Kenneth Tate, security guard fired after President Barack Obama’s trip to Atlanta said Monday that he lost his job because he snapped a picture of the presidential motorcade to send to his mother and is humiliated by news reports wrongly claiming he’s a convicted felon.
Tate, 49, worked as a guard for Professional Security Corp., a security contractor at the U.S. Centers for Disease Control and Prevention in Atlanta. As part of his job duties, he carried a concealed .40-caliber handgun issued to him daily by his employer.
Kenneth Tate said the high point of his $42,000-a-year job was when he was assigned to accompany the president during his visit to the CDC’s Atlanta headquarters seven weeks ago for a briefing on the Ebola epidemic, reports The New York Times.

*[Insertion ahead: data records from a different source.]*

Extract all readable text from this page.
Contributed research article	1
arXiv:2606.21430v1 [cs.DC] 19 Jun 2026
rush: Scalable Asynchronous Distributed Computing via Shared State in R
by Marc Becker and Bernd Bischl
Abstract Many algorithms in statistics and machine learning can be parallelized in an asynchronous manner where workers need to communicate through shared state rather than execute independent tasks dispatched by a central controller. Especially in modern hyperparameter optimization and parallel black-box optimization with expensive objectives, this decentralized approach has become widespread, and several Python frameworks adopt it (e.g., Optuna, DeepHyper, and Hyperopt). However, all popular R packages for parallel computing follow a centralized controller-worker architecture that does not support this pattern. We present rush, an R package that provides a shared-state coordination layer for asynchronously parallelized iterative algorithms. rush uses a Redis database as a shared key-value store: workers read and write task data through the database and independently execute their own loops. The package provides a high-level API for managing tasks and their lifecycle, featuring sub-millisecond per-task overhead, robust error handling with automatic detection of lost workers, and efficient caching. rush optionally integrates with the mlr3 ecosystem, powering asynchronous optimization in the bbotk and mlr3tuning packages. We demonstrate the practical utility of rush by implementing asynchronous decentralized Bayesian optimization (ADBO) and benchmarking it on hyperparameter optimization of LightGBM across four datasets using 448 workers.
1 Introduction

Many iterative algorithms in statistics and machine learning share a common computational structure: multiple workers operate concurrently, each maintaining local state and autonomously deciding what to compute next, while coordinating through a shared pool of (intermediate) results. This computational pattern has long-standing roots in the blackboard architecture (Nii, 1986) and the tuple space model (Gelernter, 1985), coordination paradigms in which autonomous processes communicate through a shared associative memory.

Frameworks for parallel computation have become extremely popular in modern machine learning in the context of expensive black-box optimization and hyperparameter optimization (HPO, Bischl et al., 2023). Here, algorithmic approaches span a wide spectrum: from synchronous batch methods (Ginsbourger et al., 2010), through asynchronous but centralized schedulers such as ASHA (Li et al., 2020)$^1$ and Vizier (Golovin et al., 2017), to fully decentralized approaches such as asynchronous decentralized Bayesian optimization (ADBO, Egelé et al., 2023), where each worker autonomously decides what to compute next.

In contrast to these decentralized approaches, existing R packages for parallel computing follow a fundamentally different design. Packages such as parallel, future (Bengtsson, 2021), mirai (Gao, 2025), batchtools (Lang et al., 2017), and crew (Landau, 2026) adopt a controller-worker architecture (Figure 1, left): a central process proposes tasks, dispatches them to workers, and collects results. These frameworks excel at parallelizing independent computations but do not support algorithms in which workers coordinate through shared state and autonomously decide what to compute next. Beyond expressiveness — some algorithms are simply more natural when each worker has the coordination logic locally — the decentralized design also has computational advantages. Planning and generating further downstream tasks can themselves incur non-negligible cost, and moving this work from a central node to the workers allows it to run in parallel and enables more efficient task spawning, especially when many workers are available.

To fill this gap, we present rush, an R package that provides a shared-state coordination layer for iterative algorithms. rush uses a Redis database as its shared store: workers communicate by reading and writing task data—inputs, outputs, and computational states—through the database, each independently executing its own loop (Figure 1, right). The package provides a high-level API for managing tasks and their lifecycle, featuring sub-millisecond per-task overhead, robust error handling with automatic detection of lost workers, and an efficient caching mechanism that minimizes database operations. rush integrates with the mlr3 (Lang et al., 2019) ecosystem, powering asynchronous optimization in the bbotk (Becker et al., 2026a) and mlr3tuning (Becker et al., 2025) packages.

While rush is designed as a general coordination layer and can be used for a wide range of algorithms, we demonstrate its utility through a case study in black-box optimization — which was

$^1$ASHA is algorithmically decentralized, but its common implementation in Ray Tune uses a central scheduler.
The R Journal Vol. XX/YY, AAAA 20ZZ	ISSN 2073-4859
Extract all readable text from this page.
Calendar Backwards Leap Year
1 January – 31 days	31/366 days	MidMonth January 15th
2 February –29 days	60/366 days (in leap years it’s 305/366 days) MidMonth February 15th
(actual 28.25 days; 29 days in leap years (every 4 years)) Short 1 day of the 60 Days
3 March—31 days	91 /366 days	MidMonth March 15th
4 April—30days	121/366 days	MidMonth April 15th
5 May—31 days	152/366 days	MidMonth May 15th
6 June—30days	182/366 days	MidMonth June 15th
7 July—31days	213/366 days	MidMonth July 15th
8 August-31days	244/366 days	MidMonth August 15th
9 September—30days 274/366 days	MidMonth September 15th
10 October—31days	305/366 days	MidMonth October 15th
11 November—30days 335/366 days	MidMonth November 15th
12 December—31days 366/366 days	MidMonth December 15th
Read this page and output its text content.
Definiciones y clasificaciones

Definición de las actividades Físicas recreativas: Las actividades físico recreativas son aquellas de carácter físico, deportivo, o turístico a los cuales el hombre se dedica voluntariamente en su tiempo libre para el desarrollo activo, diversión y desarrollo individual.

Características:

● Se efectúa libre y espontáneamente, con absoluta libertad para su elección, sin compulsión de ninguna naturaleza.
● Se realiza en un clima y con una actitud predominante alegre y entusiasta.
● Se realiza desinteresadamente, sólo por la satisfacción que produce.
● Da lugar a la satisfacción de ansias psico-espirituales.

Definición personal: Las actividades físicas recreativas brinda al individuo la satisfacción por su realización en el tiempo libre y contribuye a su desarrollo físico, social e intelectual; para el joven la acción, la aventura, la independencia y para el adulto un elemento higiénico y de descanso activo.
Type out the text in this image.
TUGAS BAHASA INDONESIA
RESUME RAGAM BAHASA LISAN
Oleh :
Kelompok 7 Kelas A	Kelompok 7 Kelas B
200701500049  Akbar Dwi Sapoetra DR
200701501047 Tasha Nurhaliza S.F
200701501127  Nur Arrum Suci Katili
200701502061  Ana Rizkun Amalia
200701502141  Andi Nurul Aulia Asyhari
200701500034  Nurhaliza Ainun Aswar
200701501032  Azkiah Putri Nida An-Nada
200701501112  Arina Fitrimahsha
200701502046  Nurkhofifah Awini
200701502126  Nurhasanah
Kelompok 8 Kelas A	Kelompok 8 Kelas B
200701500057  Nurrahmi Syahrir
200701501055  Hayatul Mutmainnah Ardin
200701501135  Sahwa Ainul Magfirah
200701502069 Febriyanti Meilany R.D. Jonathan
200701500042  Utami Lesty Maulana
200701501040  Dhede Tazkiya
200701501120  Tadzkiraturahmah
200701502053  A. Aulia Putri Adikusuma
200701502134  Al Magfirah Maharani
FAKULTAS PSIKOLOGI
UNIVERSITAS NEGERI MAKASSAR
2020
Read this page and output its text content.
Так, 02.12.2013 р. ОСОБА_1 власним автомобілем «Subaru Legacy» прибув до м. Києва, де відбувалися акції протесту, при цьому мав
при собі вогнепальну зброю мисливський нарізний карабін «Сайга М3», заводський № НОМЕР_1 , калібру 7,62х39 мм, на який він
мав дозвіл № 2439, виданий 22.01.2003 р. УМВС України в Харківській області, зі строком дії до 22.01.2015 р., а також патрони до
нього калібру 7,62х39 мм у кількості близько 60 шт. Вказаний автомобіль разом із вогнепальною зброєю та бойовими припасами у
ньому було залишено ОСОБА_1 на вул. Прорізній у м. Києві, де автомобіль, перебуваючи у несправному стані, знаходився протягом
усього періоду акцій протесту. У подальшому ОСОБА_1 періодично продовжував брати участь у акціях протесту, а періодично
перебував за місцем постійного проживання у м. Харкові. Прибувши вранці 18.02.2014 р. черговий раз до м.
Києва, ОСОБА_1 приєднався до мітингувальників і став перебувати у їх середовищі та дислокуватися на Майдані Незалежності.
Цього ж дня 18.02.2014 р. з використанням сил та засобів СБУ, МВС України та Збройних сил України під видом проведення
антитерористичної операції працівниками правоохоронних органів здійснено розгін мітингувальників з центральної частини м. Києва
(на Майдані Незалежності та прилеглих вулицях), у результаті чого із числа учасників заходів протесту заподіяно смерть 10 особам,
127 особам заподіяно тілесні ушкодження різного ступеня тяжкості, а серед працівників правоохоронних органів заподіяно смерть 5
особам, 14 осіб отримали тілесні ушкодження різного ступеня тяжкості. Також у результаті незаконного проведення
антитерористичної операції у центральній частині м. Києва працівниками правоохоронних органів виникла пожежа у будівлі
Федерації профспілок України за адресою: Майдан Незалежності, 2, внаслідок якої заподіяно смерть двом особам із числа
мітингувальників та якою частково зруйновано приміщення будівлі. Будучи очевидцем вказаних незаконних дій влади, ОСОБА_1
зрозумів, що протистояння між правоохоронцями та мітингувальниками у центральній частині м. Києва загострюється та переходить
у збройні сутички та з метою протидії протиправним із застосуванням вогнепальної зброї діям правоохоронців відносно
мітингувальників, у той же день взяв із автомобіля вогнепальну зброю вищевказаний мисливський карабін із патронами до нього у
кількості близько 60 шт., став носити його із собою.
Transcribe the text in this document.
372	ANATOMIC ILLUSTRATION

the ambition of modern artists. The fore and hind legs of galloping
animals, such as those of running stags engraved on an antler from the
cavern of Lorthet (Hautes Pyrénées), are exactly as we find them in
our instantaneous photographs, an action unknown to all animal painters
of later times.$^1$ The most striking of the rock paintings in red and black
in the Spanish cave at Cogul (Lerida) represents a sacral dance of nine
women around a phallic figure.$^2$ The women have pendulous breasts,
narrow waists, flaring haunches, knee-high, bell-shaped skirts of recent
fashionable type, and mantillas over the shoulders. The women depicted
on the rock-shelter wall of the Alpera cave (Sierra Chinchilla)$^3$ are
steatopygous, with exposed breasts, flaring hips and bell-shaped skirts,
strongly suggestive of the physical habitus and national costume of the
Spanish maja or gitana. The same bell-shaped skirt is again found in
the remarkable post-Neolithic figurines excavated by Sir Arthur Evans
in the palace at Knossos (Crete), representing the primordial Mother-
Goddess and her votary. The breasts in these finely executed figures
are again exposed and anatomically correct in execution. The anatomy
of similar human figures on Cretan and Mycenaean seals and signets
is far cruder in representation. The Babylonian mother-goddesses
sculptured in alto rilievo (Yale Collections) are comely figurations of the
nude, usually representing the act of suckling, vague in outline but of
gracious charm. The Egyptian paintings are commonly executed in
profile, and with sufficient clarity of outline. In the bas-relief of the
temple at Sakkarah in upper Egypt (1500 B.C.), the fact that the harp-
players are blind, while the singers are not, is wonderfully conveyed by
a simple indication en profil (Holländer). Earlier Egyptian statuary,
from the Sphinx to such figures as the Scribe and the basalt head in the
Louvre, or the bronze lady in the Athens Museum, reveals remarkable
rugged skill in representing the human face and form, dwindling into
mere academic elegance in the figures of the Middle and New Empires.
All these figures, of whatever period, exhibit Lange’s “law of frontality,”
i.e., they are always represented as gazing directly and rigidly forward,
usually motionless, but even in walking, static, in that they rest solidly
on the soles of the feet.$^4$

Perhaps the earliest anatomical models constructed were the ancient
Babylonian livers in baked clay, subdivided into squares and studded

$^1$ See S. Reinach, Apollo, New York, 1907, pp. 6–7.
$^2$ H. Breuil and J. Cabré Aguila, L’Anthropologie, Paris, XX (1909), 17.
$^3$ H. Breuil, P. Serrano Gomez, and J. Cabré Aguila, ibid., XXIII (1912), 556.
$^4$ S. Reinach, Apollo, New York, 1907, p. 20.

An investigation conducted shortly after the president’s visit revealed that Tate was carrying a CDC-issued firearm, a violation of Secret Service protocols — and a security lapse that the agency’s director at the time, Julia Pierson, never mentioned to the White House, the paper adds.
The Washington Post initially reported that Tate had been convicted of crimes, but subsequently corrected the claim.
Kenneth Tate was fired about a week after the incident. Tate says he was following protocol by carrying a weapon and his job that day was to run the service elevator for the president.
The incident at the CDC later added to a growing debate over whether the Secret Service was failing in its basic duties.
Pierson resigned. Tate, who says he has not found another job, believes he is the real victim. He says he tried to get the cell phone photo of the president later on, outside the CDC.
“I was shocked, I was trying to find out what was the problem, what was the issue,” Tate said. “I didn’t have anything and the detail was completed. All this stuff was out there that I was out there trying to take pictures and record them. That stuff never happened.”
Kenneth Tate says he was reprimanded by the Secret Service for taking photos of the president and being too close to the motorcade, but at the time he didn’t know he was doing anything wrong. His former employer, Professional Security Corporation, didn’t report 11Alive’s phone calls, but is quoted in the New York Times article as saying Tate’s description of the day’s events is inaccurate.
A Secret Service official said the inspector general’s office of the Department of Homeland Security was investigating the incident, the NYT reported.